Six more UK gigs in February followed, before the band returned to where they’d recorded Unknown Pleasures, Strawberry Studios in Stockport (owned by 10cc and disapproved of by Sumner: “We didn’t like the sound in there, it was real ’70s gear, carpets on the wall. Everything was dead”) for a first attempt at one of the new songs. “‘Love Will Tear Us Apart’ came about due to the bass riff,” says Hook, “and me and Steve getting the backing track. There’s hardly any keyboards and on the first version there’s hardly any guitar. It was written quite simply.”
Morris: “Martin [Hannett] was into sonic experimentation. It was, ‘Fuck what the band want.’ He wanted to make a classic record. ‘Love Will Tear Us Apart’ is best described as a war of attrition. You’d do it, then you’d think you’d done it, and then you’d do it again and again and again…”
Sumner: “We were unhappy with the results. It was this constant to-ing and fro-ing with Martin. We all thought his production on Unknown Pleasures was really interesting, but it just didn’t catch the power of the band live. Peter Hook and I were keen for it not to happen again. We were constantly pushing him to make the sound more powerful.”
Hook: “Tony felt the songs we were writing were slower and darker, which I think you can safely say Closer is.
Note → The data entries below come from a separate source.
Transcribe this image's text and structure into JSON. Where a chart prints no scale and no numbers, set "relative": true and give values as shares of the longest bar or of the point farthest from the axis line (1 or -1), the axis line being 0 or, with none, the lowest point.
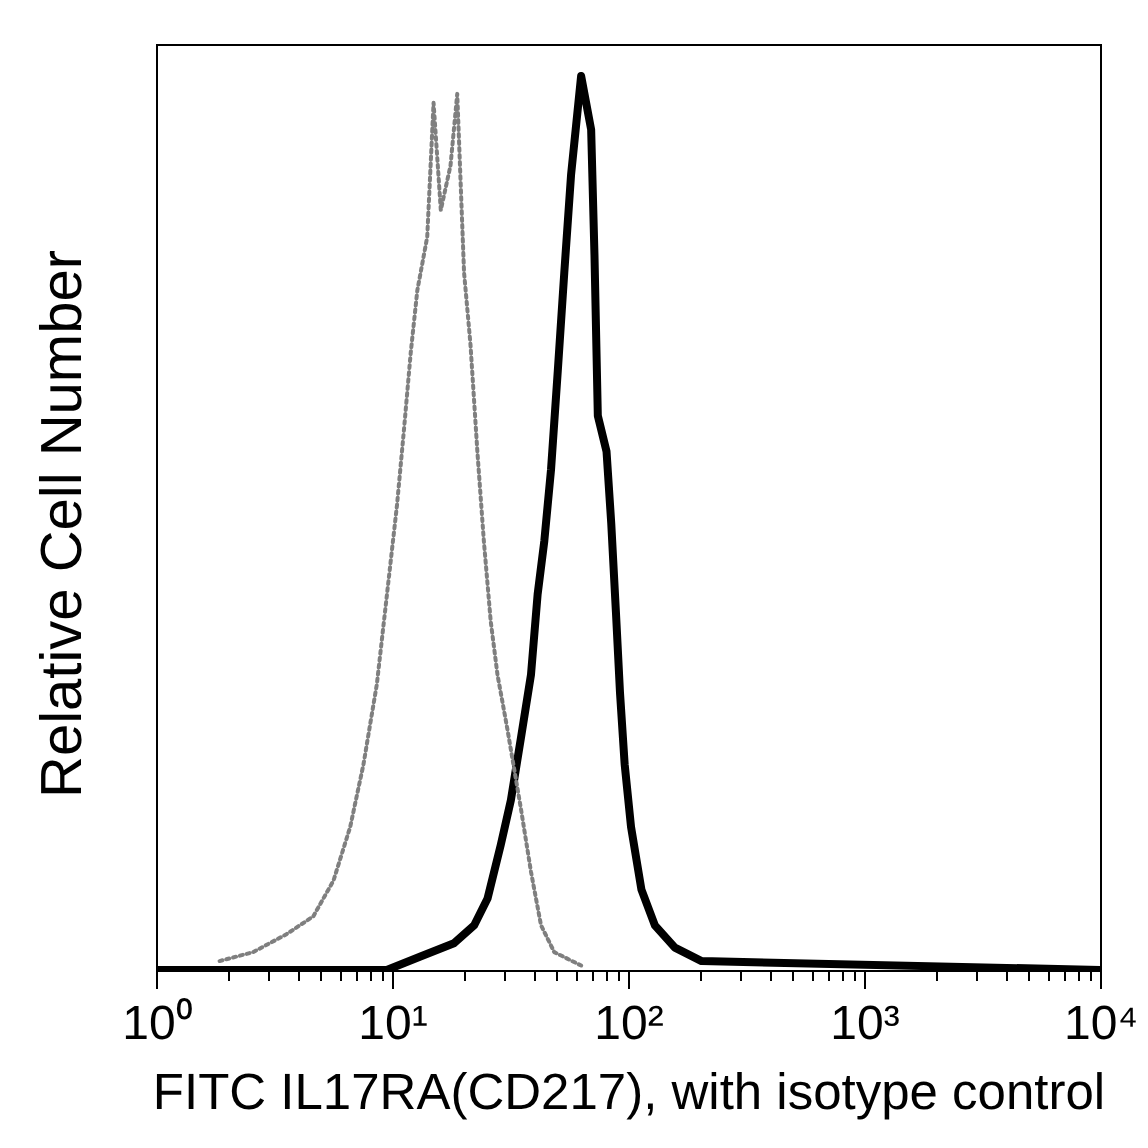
{
  "chart_data": {
    "type": "line",
    "xlabel": "FITC IL17RA(CD217), with isotype control",
    "ylabel": "Relative Cell Number",
    "relative": true,
    "log": "x",
    "xlim": [
      1,
      10000
    ],
    "xticks": [
      {
        "value": 1,
        "label": "10⁰"
      },
      {
        "value": 2,
        "label": null
      },
      {
        "value": 3,
        "label": null
      },
      {
        "value": 4,
        "label": null
      },
      {
        "value": 5,
        "label": null
      },
      {
        "value": 6,
        "label": null
      },
      {
        "value": 7,
        "label": null
      },
      {
        "value": 8,
        "label": null
      },
      {
        "value": 9,
        "label": null
      },
      {
        "value": 10,
        "label": "10¹"
      },
      {
        "value": 20,
        "label": null
      },
      {
        "value": 30,
        "label": null
      },
      {
        "value": 40,
        "label": null
      },
      {
        "value": 50,
        "label": null
      },
      {
        "value": 60,
        "label": null
      },
      {
        "value": 70,
        "label": null
      },
      {
        "value": 80,
        "label": null
      },
      {
        "value": 90,
        "label": null
      },
      {
        "value": 100,
        "label": "10²"
      },
      {
        "value": 200,
        "label": null
      },
      {
        "value": 300,
        "label": null
      },
      {
        "value": 400,
        "label": null
      },
      {
        "value": 500,
        "label": null
      },
      {
        "value": 600,
        "label": null
      },
      {
        "value": 700,
        "label": null
      },
      {
        "value": 800,
        "label": null
      },
      {
        "value": 900,
        "label": null
      },
      {
        "value": 1000,
        "label": "10³"
      },
      {
        "value": 2000,
        "label": null
      },
      {
        "value": 3000,
        "label": null
      },
      {
        "value": 4000,
        "label": null
      },
      {
        "value": 5000,
        "label": null
      },
      {
        "value": 6000,
        "label": null
      },
      {
        "value": 7000,
        "label": null
      },
      {
        "value": 8000,
        "label": null
      },
      {
        "value": 9000,
        "label": null
      },
      {
        "value": 10000,
        "label": "10⁴"
      }
    ],
    "series": [
      {
        "color": "#000000",
        "line_style": "solid",
        "x": [
          1,
          9.5,
          13.2,
          18.3,
          22.3,
          25.4,
          28.9,
          31.9,
          35.2,
          38.8,
          41.4,
          44.2,
          47.2,
          50.4,
          53.7,
          57.4,
          63.3,
          69.8,
          72.1,
          74.5,
          81.1,
          84.9,
          88.9,
          92.5,
          96.8,
          103,
          114,
          130,
          158,
          205,
          10000
        ],
        "values": [
          0,
          0,
          0.015,
          0.03,
          0.05,
          0.08,
          0.14,
          0.19,
          0.26,
          0.33,
          0.42,
          0.48,
          0.56,
          0.67,
          0.78,
          0.89,
          1,
          0.94,
          0.8,
          0.62,
          0.58,
          0.5,
          0.4,
          0.31,
          0.23,
          0.16,
          0.09,
          0.05,
          0.025,
          0.01,
          0
        ]
      },
      {
        "color": "#7f7f7f",
        "line_style": "dotted",
        "x": [
          1.86,
          2.58,
          3.57,
          4.64,
          5.65,
          6.65,
          7.57,
          8.63,
          9.52,
          10.5,
          11.2,
          12.0,
          12.8,
          14.1,
          15.0,
          16.1,
          17.7,
          18.9,
          20.2,
          21.5,
          23.0,
          24.5,
          26.2,
          28.0,
          30.8,
          35.2,
          38.8,
          42.8,
          48.7,
          63.3
        ],
        "values": [
          0.01,
          0.02,
          0.04,
          0.06,
          0.1,
          0.16,
          0.23,
          0.32,
          0.42,
          0.52,
          0.6,
          0.69,
          0.76,
          0.82,
          0.97,
          0.85,
          0.9,
          0.98,
          0.78,
          0.7,
          0.58,
          0.48,
          0.39,
          0.33,
          0.27,
          0.18,
          0.11,
          0.05,
          0.02,
          0.005
        ]
      }
    ]
  }
}
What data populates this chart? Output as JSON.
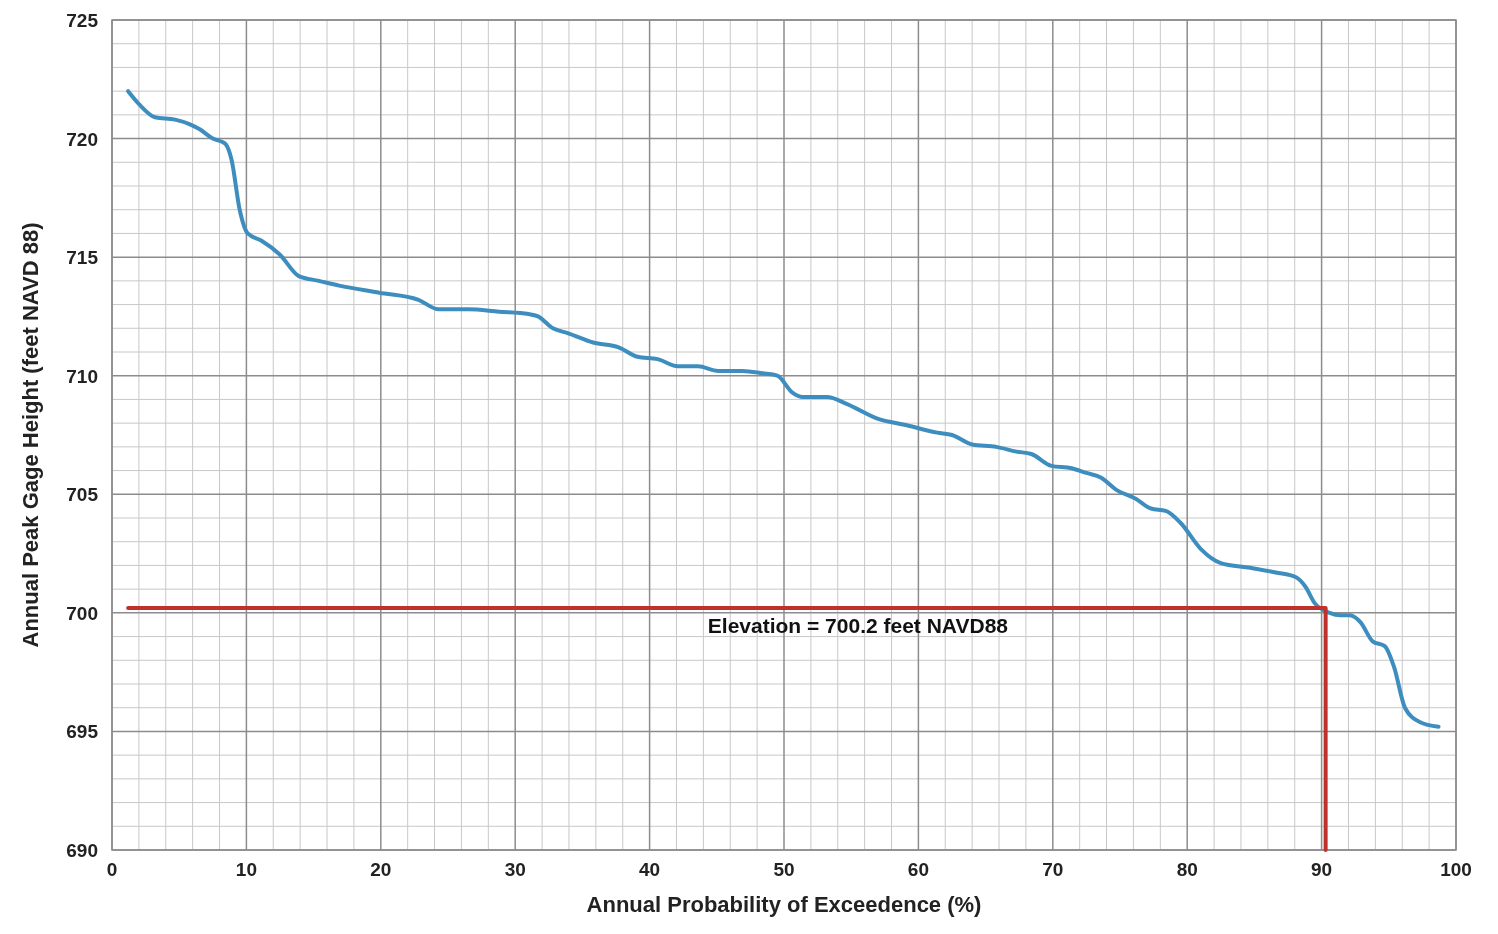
{
  "chart_data": {
    "type": "line",
    "xlabel": "Annual Probability of Exceedence (%)",
    "ylabel": "Annual Peak Gage Height (feet NAVD 88)",
    "xlim": [
      0,
      100
    ],
    "ylim": [
      690,
      725
    ],
    "xticks": [
      0,
      10,
      20,
      30,
      40,
      50,
      60,
      70,
      80,
      90,
      100
    ],
    "yticks": [
      690,
      695,
      700,
      705,
      710,
      715,
      720,
      725
    ],
    "grid": true,
    "series": [
      {
        "color": "#3d8ebf",
        "x": [
          1.2,
          2.1,
          3.2,
          4.7,
          5.8,
          6.5,
          7.5,
          8.4,
          8.9,
          9.5,
          10.1,
          11.1,
          12.5,
          13.9,
          15.4,
          16.9,
          19.9,
          22.8,
          24.3,
          26.5,
          28.8,
          31.0,
          31.7,
          32.8,
          33.9,
          35.8,
          37.7,
          39.1,
          40.6,
          42.1,
          43.6,
          45.1,
          46.9,
          48.4,
          49.5,
          50.6,
          51.4,
          53.2,
          54.7,
          56.9,
          59.2,
          61.4,
          62.5,
          64.0,
          65.8,
          67.3,
          68.4,
          69.9,
          71.4,
          72.5,
          73.6,
          74.7,
          76.2,
          77.3,
          78.4,
          79.5,
          81.0,
          82.5,
          84.7,
          86.6,
          88.1,
          88.8,
          89.5,
          90.6,
          91.4,
          92.1,
          92.9,
          93.8,
          94.7,
          95.4,
          96.2,
          97.3,
          98.7
        ],
        "values": [
          722.0,
          721.4,
          720.9,
          720.8,
          720.6,
          720.4,
          720.0,
          719.8,
          719.1,
          717.0,
          716.0,
          715.7,
          715.1,
          714.2,
          714.0,
          713.8,
          713.5,
          713.2,
          712.8,
          712.8,
          712.7,
          712.6,
          712.5,
          712.0,
          711.8,
          711.4,
          711.2,
          710.8,
          710.7,
          710.4,
          710.4,
          710.2,
          710.2,
          710.1,
          710.0,
          709.3,
          709.1,
          709.1,
          708.8,
          708.2,
          707.9,
          707.6,
          707.5,
          707.1,
          707.0,
          706.8,
          706.7,
          706.2,
          706.1,
          705.9,
          705.7,
          705.2,
          704.8,
          704.4,
          704.3,
          703.8,
          702.7,
          702.1,
          701.9,
          701.7,
          701.5,
          701.1,
          700.4,
          700.0,
          699.9,
          699.9,
          699.6,
          698.8,
          698.6,
          697.7,
          696.0,
          695.4,
          695.2
        ]
      },
      {
        "color": "#c0302c",
        "x": [
          1.2,
          90.3,
          90.3
        ],
        "values": [
          700.2,
          700.2,
          690
        ]
      }
    ],
    "annotations": [
      "Elevation = 700.2 feet NAVD88"
    ]
  }
}
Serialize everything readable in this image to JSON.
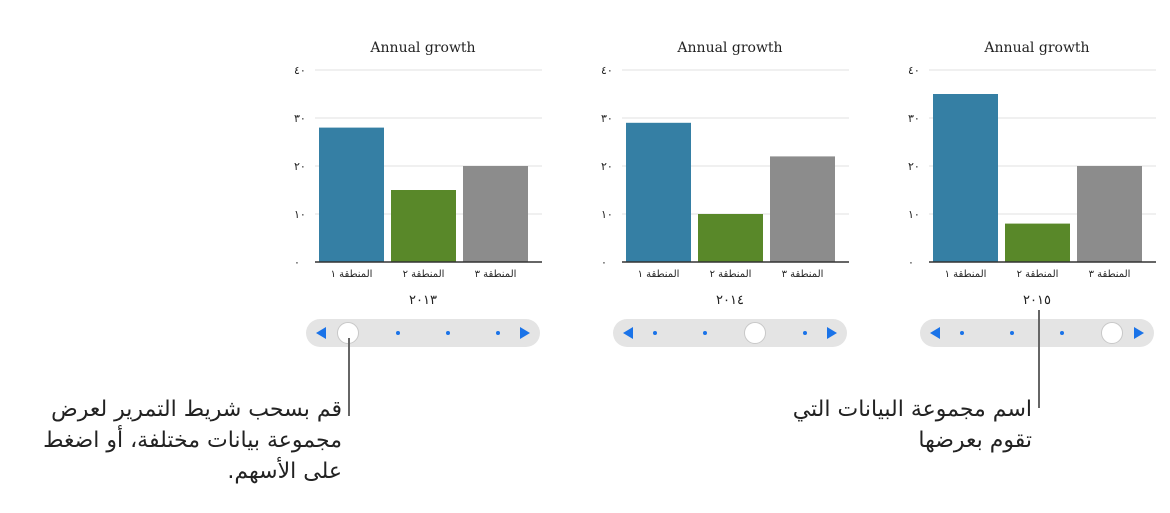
{
  "charts": [
    {
      "title": "Annual growth",
      "dataset_label": "٢٠١٣",
      "y_ticks": [
        "٠",
        "١٠",
        "٢٠",
        "٣٠",
        "٤٠"
      ],
      "categories": [
        "المنطقة ١",
        "المنطقة ٢",
        "المنطقة ٣"
      ]
    },
    {
      "title": "Annual growth",
      "dataset_label": "٢٠١٤",
      "y_ticks": [
        "٠",
        "١٠",
        "٢٠",
        "٣٠",
        "٤٠"
      ],
      "categories": [
        "المنطقة ١",
        "المنطقة ٢",
        "المنطقة ٣"
      ]
    },
    {
      "title": "Annual growth",
      "dataset_label": "٢٠١٥",
      "y_ticks": [
        "٠",
        "١٠",
        "٢٠",
        "٣٠",
        "٤٠"
      ],
      "categories": [
        "المنطقة ١",
        "المنطقة ٢",
        "المنطقة ٣"
      ]
    }
  ],
  "chart_data": [
    {
      "type": "bar",
      "title": "Annual growth",
      "xlabel": "٢٠١٣",
      "ylabel": "",
      "categories": [
        "المنطقة ١",
        "المنطقة ٢",
        "المنطقة ٣"
      ],
      "values": [
        28,
        15,
        20
      ],
      "ylim": [
        0,
        40
      ],
      "grid": true,
      "bar_colors": [
        "#357fa4",
        "#598829",
        "#8c8c8c"
      ]
    },
    {
      "type": "bar",
      "title": "Annual growth",
      "xlabel": "٢٠١٤",
      "ylabel": "",
      "categories": [
        "المنطقة ١",
        "المنطقة ٢",
        "المنطقة ٣"
      ],
      "values": [
        29,
        10,
        22
      ],
      "ylim": [
        0,
        40
      ],
      "grid": true,
      "bar_colors": [
        "#357fa4",
        "#598829",
        "#8c8c8c"
      ]
    },
    {
      "type": "bar",
      "title": "Annual growth",
      "xlabel": "٢٠١٥",
      "ylabel": "",
      "categories": [
        "المنطقة ١",
        "المنطقة ٢",
        "المنطقة ٣"
      ],
      "values": [
        35,
        8,
        20
      ],
      "ylim": [
        0,
        40
      ],
      "grid": true,
      "bar_colors": [
        "#357fa4",
        "#598829",
        "#8c8c8c"
      ]
    }
  ],
  "sliders": [
    {
      "dataset_count": 4,
      "selected_index": 0
    },
    {
      "dataset_count": 4,
      "selected_index": 2
    },
    {
      "dataset_count": 4,
      "selected_index": 3
    }
  ],
  "callouts": {
    "slider_text": "قم بسحب شريط التمرير لعرض مجموعة بيانات مختلفة، أو اضغط على الأسهم.",
    "dataset_text": "اسم مجموعة البيانات التي تقوم بعرضها"
  },
  "colors": {
    "accent": "#1a73e8",
    "slider_track": "#e4e4e4",
    "gridline": "#e0e0e0",
    "axis": "#333333"
  }
}
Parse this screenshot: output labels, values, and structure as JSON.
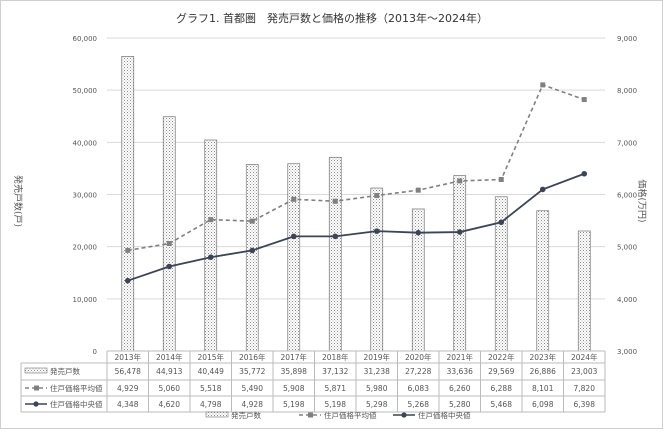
{
  "chart_data": {
    "type": "bar+line",
    "title": "グラフ1. 首都圏　発売戸数と価格の推移（2013年～2024年）",
    "categories": [
      "2013年",
      "2014年",
      "2015年",
      "2016年",
      "2017年",
      "2018年",
      "2019年",
      "2020年",
      "2021年",
      "2022年",
      "2023年",
      "2024年"
    ],
    "left_axis": {
      "label": "発売戸数(戸)",
      "range": [
        0,
        60000
      ],
      "ticks": [
        "0",
        "10,000",
        "20,000",
        "30,000",
        "40,000",
        "50,000",
        "60,000"
      ]
    },
    "right_axis": {
      "label": "価格(万円)",
      "range": [
        3000,
        9000
      ],
      "ticks": [
        "3,000",
        "4,000",
        "5,000",
        "6,000",
        "7,000",
        "8,000",
        "9,000"
      ]
    },
    "series": [
      {
        "name": "発売戸数",
        "type": "bar",
        "axis": "left",
        "values": [
          56478,
          44913,
          40449,
          35772,
          35898,
          37132,
          31238,
          27228,
          33636,
          29569,
          26886,
          23003
        ],
        "labels": [
          "56,478",
          "44,913",
          "40,449",
          "35,772",
          "35,898",
          "37,132",
          "31,238",
          "27,228",
          "33,636",
          "29,569",
          "26,886",
          "23,003"
        ]
      },
      {
        "name": "住戸価格平均値",
        "type": "line-dashed",
        "axis": "right",
        "color": "#808080",
        "values": [
          4929,
          5060,
          5518,
          5490,
          5908,
          5871,
          5980,
          6083,
          6260,
          6288,
          8101,
          7820
        ],
        "labels": [
          "4,929",
          "5,060",
          "5,518",
          "5,490",
          "5,908",
          "5,871",
          "5,980",
          "6,083",
          "6,260",
          "6,288",
          "8,101",
          "7,820"
        ]
      },
      {
        "name": "住戸価格中央値",
        "type": "line",
        "axis": "right",
        "color": "#3b4556",
        "values": [
          4348,
          4620,
          4798,
          4928,
          5198,
          5198,
          5298,
          5268,
          5280,
          5468,
          6098,
          6398
        ],
        "labels": [
          "4,348",
          "4,620",
          "4,798",
          "4,928",
          "5,198",
          "5,198",
          "5,298",
          "5,268",
          "5,280",
          "5,468",
          "6,098",
          "6,398"
        ]
      }
    ],
    "grid": true,
    "legend": "bottom",
    "data_table": true
  }
}
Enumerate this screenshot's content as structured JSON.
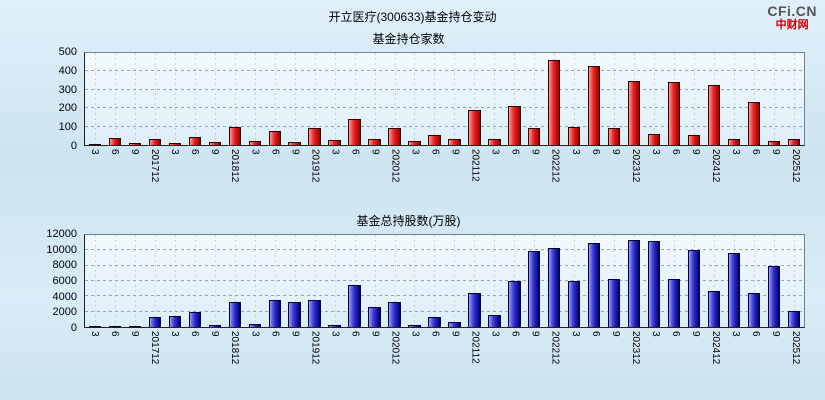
{
  "header": {
    "title": "开立医疗(300633)基金持仓变动",
    "logo": "CFi.CN",
    "logo_sub": "中财网"
  },
  "chart_data": [
    {
      "type": "bar",
      "title": "基金持仓家数",
      "categories": [
        "3",
        "6",
        "9",
        "201712",
        "3",
        "6",
        "9",
        "201812",
        "3",
        "6",
        "9",
        "201912",
        "3",
        "6",
        "9",
        "202012",
        "3",
        "6",
        "9",
        "202112",
        "3",
        "6",
        "9",
        "202212",
        "3",
        "6",
        "9",
        "202312",
        "3",
        "6",
        "9",
        "202412",
        "3",
        "6",
        "9",
        "202512"
      ],
      "values": [
        5,
        40,
        10,
        30,
        10,
        45,
        15,
        100,
        20,
        75,
        15,
        90,
        25,
        140,
        30,
        90,
        20,
        55,
        35,
        190,
        30,
        210,
        90,
        460,
        100,
        430,
        90,
        350,
        60,
        340,
        55,
        325,
        30,
        235,
        20,
        35
      ],
      "xlabel": "",
      "ylabel": "",
      "ylim": [
        0,
        500
      ],
      "yticks": [
        0,
        100,
        200,
        300,
        400,
        500
      ],
      "grid": true,
      "legend_position": "none",
      "bar_colors": {
        "light": "#ff9a9a",
        "main": "#e82222",
        "dark": "#9c0000",
        "border": "#2a0000"
      }
    },
    {
      "type": "bar",
      "title": "基金总持股数(万股)",
      "categories": [
        "3",
        "6",
        "9",
        "201712",
        "3",
        "6",
        "9",
        "201812",
        "3",
        "6",
        "9",
        "201912",
        "3",
        "6",
        "9",
        "202012",
        "3",
        "6",
        "9",
        "202112",
        "3",
        "6",
        "9",
        "202212",
        "3",
        "6",
        "9",
        "202312",
        "3",
        "6",
        "9",
        "202412",
        "3",
        "6",
        "9",
        "202512"
      ],
      "values": [
        100,
        150,
        80,
        1300,
        1400,
        2000,
        200,
        3300,
        400,
        3500,
        3300,
        3500,
        200,
        5500,
        2600,
        3300,
        200,
        1300,
        600,
        4400,
        1600,
        6000,
        9900,
        10300,
        6000,
        11000,
        6300,
        11300,
        11200,
        6300,
        10000,
        4700,
        9600,
        4500,
        8000,
        2100
      ],
      "xlabel": "",
      "ylabel": "",
      "ylim": [
        0,
        12000
      ],
      "yticks": [
        0,
        2000,
        4000,
        6000,
        8000,
        10000,
        12000
      ],
      "grid": true,
      "legend_position": "none",
      "bar_colors": {
        "light": "#9a9aff",
        "main": "#3232cf",
        "dark": "#000078",
        "border": "#000030"
      }
    }
  ]
}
I don’t know whether it was half in jest, but Tony suggested Ian listen to Frank Sinatra. And then Rob went out and bought him some Sinatra records and Ian did get into listening to Sinatra, which was quite funny. Quite nice, actually.”
Sumner: “We were at our friend Jasmine’s house in Walthamstow, before we got the ferry to go out to Europe [for live dates], and Frank Sinatra came on the telly. Ian said, ‘Frank Sinatra’s great.’ Either me or Rob went, ‘No, he’s shit.’ ‘No, he’s great.’ ‘No, he’s fucking SHIT!’ ‘You don’t know what you’re talking about, he’s fucking GREAT!’ And the whole argument escalated… I think Ian sang like Frank Sinatra on ‘Love Will Tear Us Apart’ to fuck us off.”